Researchers recently found that fixed dosing with an anti-VEGF agent eliminated disease activity—absence of both leakage and retinal fluid—in most eyes with neovascular AMD (nAMD) over the course of 52 weeks.

In the phase III VIEW 1 and VIEW 2 studies, 2,373 eyes with nAMD were treated with intravitreal aflibercept or ranibizumab. Independent, masked reading centers determined the presence of leakage and retinal fluid at baseline and weeks 24 and 52. The team assessed the relationship between leakage/fluid status and best-corrected visual acuity (BCVA) and evaluated the impact of baseline lesion type: predominantly classic (PC), minimally classic (MC) and occult.

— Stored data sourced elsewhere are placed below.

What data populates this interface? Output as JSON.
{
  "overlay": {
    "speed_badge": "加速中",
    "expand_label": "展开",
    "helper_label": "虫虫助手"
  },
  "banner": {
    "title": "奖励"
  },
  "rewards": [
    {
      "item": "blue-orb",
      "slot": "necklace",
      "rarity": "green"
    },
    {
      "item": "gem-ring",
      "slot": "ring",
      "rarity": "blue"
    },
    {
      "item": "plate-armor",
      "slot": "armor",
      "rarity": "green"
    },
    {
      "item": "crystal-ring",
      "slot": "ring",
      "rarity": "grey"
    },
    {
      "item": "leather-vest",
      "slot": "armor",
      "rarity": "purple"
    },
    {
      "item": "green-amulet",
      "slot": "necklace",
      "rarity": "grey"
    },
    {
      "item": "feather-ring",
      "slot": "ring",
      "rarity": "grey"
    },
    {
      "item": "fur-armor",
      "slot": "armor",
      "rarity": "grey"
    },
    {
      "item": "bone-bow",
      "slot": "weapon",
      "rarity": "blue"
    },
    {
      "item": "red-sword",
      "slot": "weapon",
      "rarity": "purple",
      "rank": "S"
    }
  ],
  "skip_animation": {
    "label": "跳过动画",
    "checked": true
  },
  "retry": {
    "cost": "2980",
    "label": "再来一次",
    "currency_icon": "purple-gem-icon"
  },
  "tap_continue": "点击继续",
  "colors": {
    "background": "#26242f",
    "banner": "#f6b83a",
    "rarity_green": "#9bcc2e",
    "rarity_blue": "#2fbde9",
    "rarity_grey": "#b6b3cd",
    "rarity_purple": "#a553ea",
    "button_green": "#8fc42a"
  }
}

At baseline, the investigators discovered that 95.4% of eyes had both leakage and fluid. By week 52 of treatment, they saw this number drop to 6.0%. They noted that mean BCVA gains at week 52 were greater in eyes without leakage or fluid compared with eyes with both leakage and fluid (10.3 vs. 9.2 letters). At week 52, they added that 11.6%, 15.3% and 20.1% of eyes with PC, MC and occult lesions had both leakage and fluid, respectively.

“The effect of anti-VEGF treatment on leakage/fluid status favored PC versus occult lesions,” the study authors concluded.

Moshfeghi DM, Thompson D, Saroj N. Changes in neovascular activity following fixed dosing with an anti-vascular endothelial growth factor agent over 52 weeks in the phase III VIEW 1 and VIEW 2 studies. Br J Ophthalmol. December 11, 2019. [Epub ahead of print].